To date, only eight of Guanatanamo’s some 780 detainees have been convicted in the military commissions after trial or plea bargain. However, three of these convictions were overturned and three more were partially invalidated.

Images of the first prisoners at Guantanamo kneeling in orange jumpsuits with their hands tied behind their backs shocked the world when they were released in 2002.

They became a symbol of the worst of America’s wartime abuses, one that would go on to serve as a powerful recruitment tool for jihadist groups everywhere. The Islamic State dressed its American and British hostages up in the same orange uniforms for its execution videos.

The first batch was brought to temporary holding facility Camp X-Ray. Overgrown weeds and vegetation now cover the kennel-like metal cages. The wooden watchtowers have started to crumble, worn down by the hot Caribbean sun.

Today, naval families occupy houses that overlook the site - a sign of how normalised the detention centres have become among those who live and serve on the base, which was opened in 1898 in agreement with the Cuban government.

“The exposure it received as a result of the detention centre is understandable, but it’s not the sole function of this installation,” Captain Samuel White, the base’s chief, said when asked about how its dual missions co-exist. “I’m not making a judgement - good, bad, whatever - on whether something needs to be put behind us.”

American sentiment on Guantanamo has changed greatly over the years. In the aftermath of 9/11, public support was high.

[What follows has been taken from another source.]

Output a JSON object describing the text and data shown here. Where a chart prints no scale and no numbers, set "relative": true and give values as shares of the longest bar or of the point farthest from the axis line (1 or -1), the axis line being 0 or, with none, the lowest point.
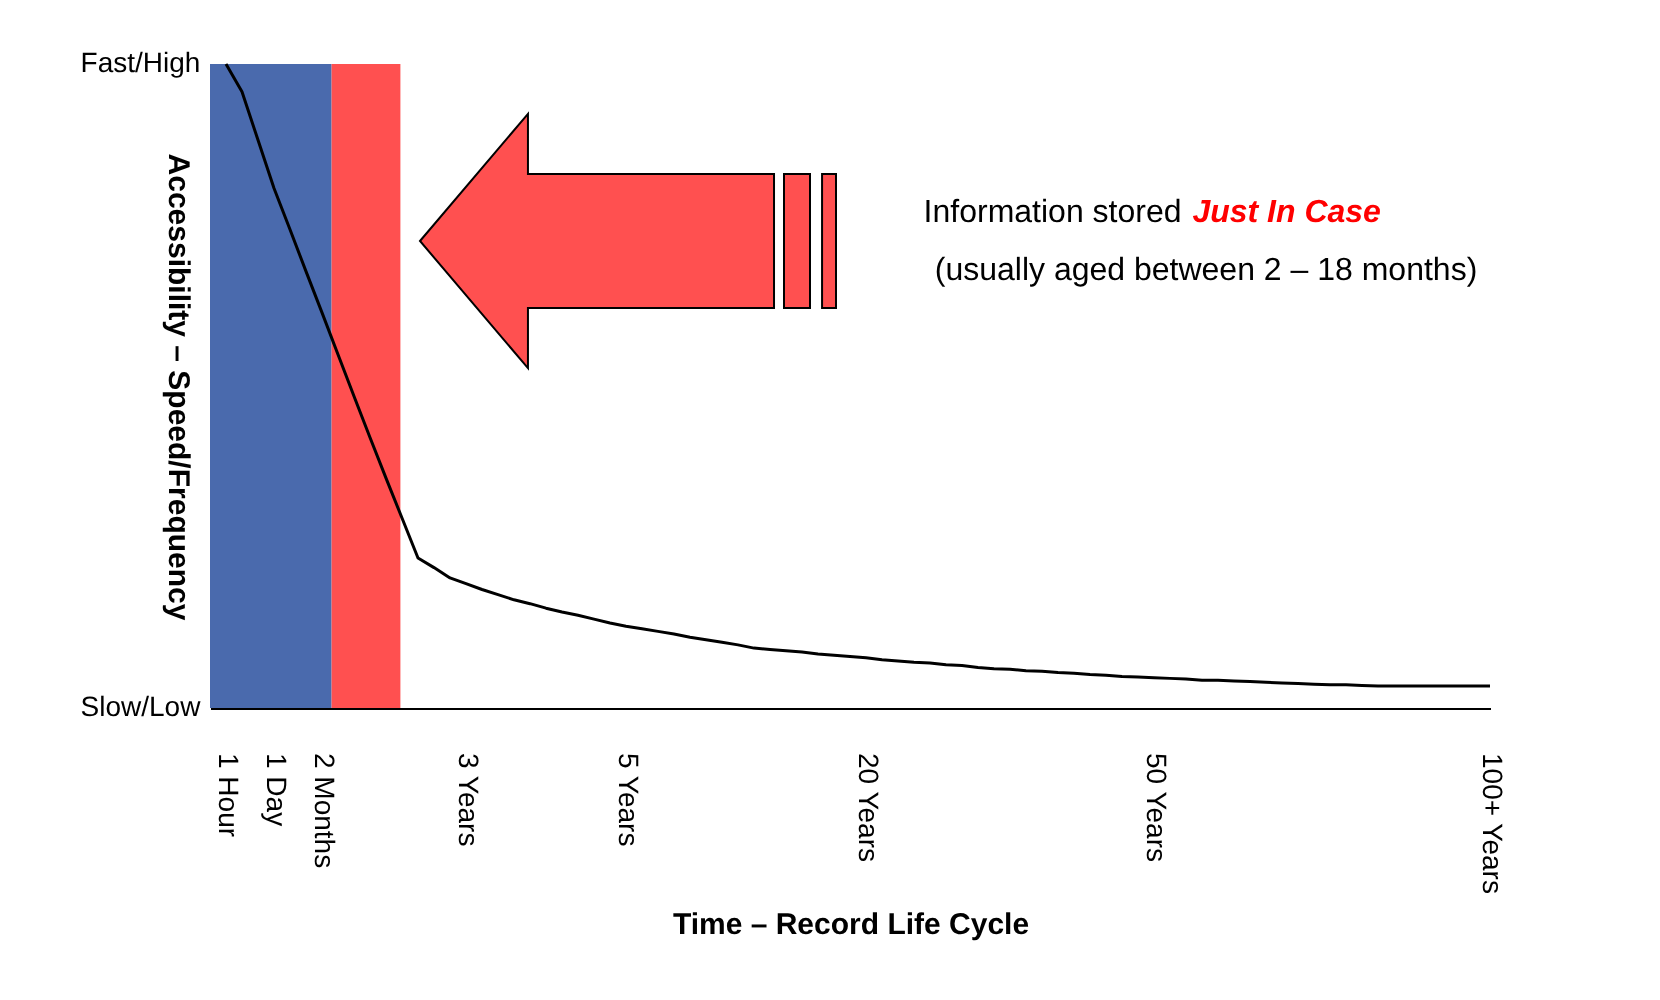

However, the pendulum swung as the US became bogged down by the intractable conflicts in Iraq and Afghanistan.

Now, as the US winds down its involvement in both wars, it is left with the quandary of what to do with their prisoners.

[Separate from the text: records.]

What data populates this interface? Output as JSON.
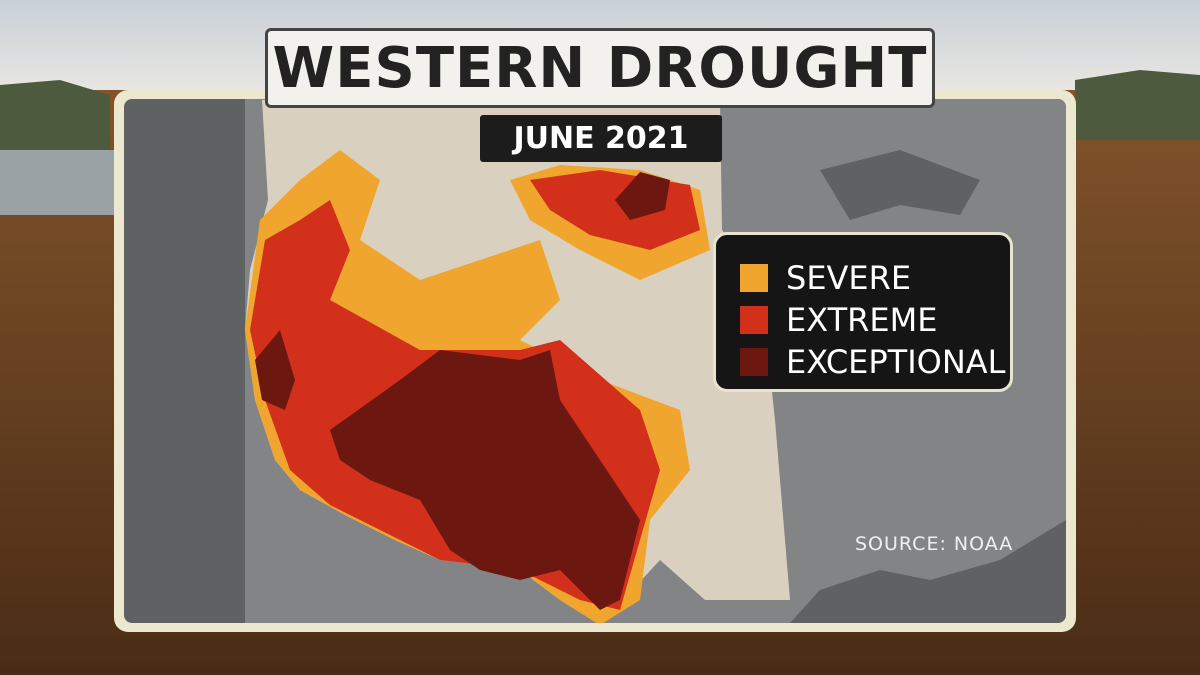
{
  "header": {
    "title": "WESTERN DROUGHT",
    "subtitle": "JUNE 2021"
  },
  "legend": {
    "items": [
      {
        "label": "SEVERE",
        "color": "#f0a62e"
      },
      {
        "label": "EXTREME",
        "color": "#d3301c"
      },
      {
        "label": "EXCEPTIONAL",
        "color": "#6c1710"
      }
    ]
  },
  "source": "SOURCE: NOAA"
}
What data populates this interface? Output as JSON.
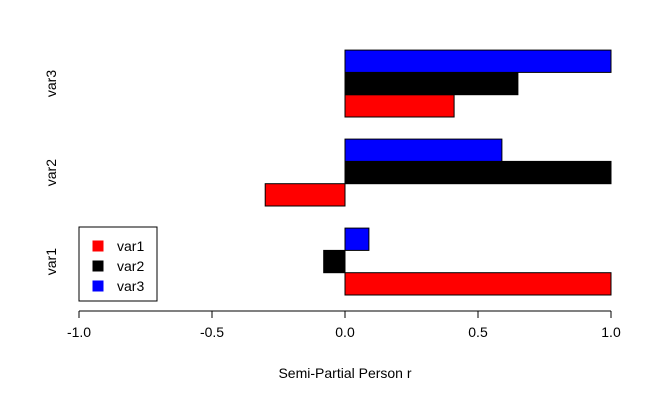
{
  "chart_data": {
    "type": "bar",
    "orientation": "horizontal",
    "grouped": true,
    "categories": [
      "var1",
      "var2",
      "var3"
    ],
    "series": [
      {
        "name": "var1",
        "color": "#ff0000",
        "values": [
          1.0,
          -0.3,
          0.41
        ]
      },
      {
        "name": "var2",
        "color": "#000000",
        "values": [
          -0.08,
          1.0,
          0.65
        ]
      },
      {
        "name": "var3",
        "color": "#0000ff",
        "values": [
          0.09,
          0.59,
          1.0
        ]
      }
    ],
    "xlabel": "Semi-Partial Person r",
    "xlim": [
      -1.0,
      1.0
    ],
    "xticks": [
      -1.0,
      -0.5,
      0.0,
      0.5,
      1.0
    ],
    "xtick_labels": [
      "-1.0",
      "-0.5",
      "0.0",
      "0.5",
      "1.0"
    ],
    "grid": false,
    "legend": {
      "position": "bottom-left",
      "entries": [
        "var1",
        "var2",
        "var3"
      ]
    }
  }
}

Traditionally, when conflicts end, wartime detainees are sent home. But the government has taken the position that the war on terror Congress authorised is bigger than the conflict in Afghanistan.

Marines transport a detainee in Camp X-Ray February 6, 2002
Marines transport a detainee in Camp X-Ray February 6, 2002

Lawyers for the detainees are trying to argue through US federal court that whatever legal authority the government had to detain their clients is about to timeout.

“The case is essentially a litigation of the war on Afghanistan, and the war is over. President Biden told us that last week,” Mrs Hensler said. “The United States entered into a peace agreement with the Taliban a year-and-a-half ago and here we still are.

“My client is a prisoner of war, he should be sent home.”

John Kirby, Pentagon spokesman, said there was no direct link between its future and the coming end to the “mission” in Afghanistan.

Joseph Marguiles, one of the first Gitmo defence lawyers and author of Guantanamo and the Abuse of Presidential Power, said it is unlikely Mr Biden will make any sudden announcement.

“The Biden administration learned from the mistake of the Obama one, which was to make its closure into a big political deal,” Mr Marguiles, an attorney with the MacArthur Justice Center, told The Sunday Telegraph. “Obama was told to just quietly release a guy every few months, gradually bringing the number down as low as he could. That's just what Biden is going to do over the next four years.”

Whatever happens next will be keenly followed by the families of 9/11 victims, which continue to wait for long-denied closure.

“This is one of the most - if not the most - important trials in the history of this country,” said Colleen Kelly, founder of September 11 Families for Peaceful Tomorrows. “The fact that the military commissions are such a failure, as a family member, is profoundly hurtful.”

Mrs Kelly, who lost her brother Bill in one of the Twin Towers, has attended numerous pre-trials hearings of Khalid Sheikh Mohammed, the alleged mastermind of the attacks, but was left questioning whether they were the right vehicle for justice.

“Relatives have died without seeing any accountability,” said Mrs Kelly. “Did I ever imagine we would be here 20 years on? Absolutely not. If the end goal is in fact justice then we’re very far off.”